Enzi received a broken neck and ribs in the bike accident. He’d been stabilized at the Gillette hospital before being flown Friday to the hospital in Loveland where he later died.
Nothing is known about Enzi’s accident. Police say they’ve seen no indication anybody else was nearby or involved.
A Republican known as a consensus-builder in an increasingly polarized Washington, Enzi retired from the Senate in January after 4 terms.
His “80-20 rule” called on colleagues to focus on the 80% of an issue where legislators tended to agree and discard the 20% where they didn’t.
“Nothing gets done when we’re just telling each other how wrong we are,” Enzi said in his farewell address to the Senate in 2020. “Just ask yourself: Has anyone ever really changed your opinion by getting in your face and yelling at you or saying to you how wrong you are? Usually that doesn’t change hearts or minds.”
Enzi was born Feb. 1, 1944, in Bremerton, Washington, but his family moved to Thermopolis soon after. He graduated from Sheridan High School in 1962 and from George Washington University with a degree in accounting in 1966. He received a master’s in retail marketing from the University of Denver in 1968.
Enzi married Diana Buckley in 1969 and the couple moved to Gillette where they started a shoe store, NZ Shoes. They later opened two more NZ Shoes stores, in Sheridan and Miles City, Montana.

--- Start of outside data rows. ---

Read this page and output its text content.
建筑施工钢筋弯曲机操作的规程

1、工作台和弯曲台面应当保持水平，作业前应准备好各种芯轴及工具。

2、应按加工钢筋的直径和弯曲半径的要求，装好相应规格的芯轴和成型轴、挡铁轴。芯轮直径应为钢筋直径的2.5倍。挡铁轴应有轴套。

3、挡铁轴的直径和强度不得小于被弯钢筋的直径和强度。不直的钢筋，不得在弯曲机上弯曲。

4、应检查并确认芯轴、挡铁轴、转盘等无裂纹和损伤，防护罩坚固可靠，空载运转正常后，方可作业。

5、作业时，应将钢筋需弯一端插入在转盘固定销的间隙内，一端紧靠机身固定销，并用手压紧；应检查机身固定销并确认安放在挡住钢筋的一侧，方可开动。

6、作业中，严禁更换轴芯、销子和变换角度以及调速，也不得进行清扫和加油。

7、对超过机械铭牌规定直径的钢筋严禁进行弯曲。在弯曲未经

From 1985 to 1997, Enzi worked for Dunbar Well Service in Gillette, where he was an accounting manager, computer programmer and safety trainer.
Enzi’s political career began at 30 when he was elected mayor of Gillette. He served a pair of 4-year terms, then was elected to the Wyoming House in 1986 and the State Senate in 1991.
The decision in 1996 of Republican Senator Alan Simpson to retire and not seek reelection opened the way for Enzi’s election to the Senate. He beat John Barrasso in a nine-way Republican primary and then Democratic former Wyoming Secretary of State Kathy Karpan in the general election,
Barrasso would join Enzi in the Senate a decade later when he was appointed to fill the vacancy created by the death of Senator Craig Thomas. Barraso was reelected to a second full term in 2018.
Enzi’s family expressed appreciation for prayers and support they’ve received but asked for privacy, D’Onofrio said, adding that the family is planning “a celebration of a life well-lived” with details to be announced later.
Enzi is survived by his wife; two daughters, Amy and Emily; a son, Brad; and several grandchildren.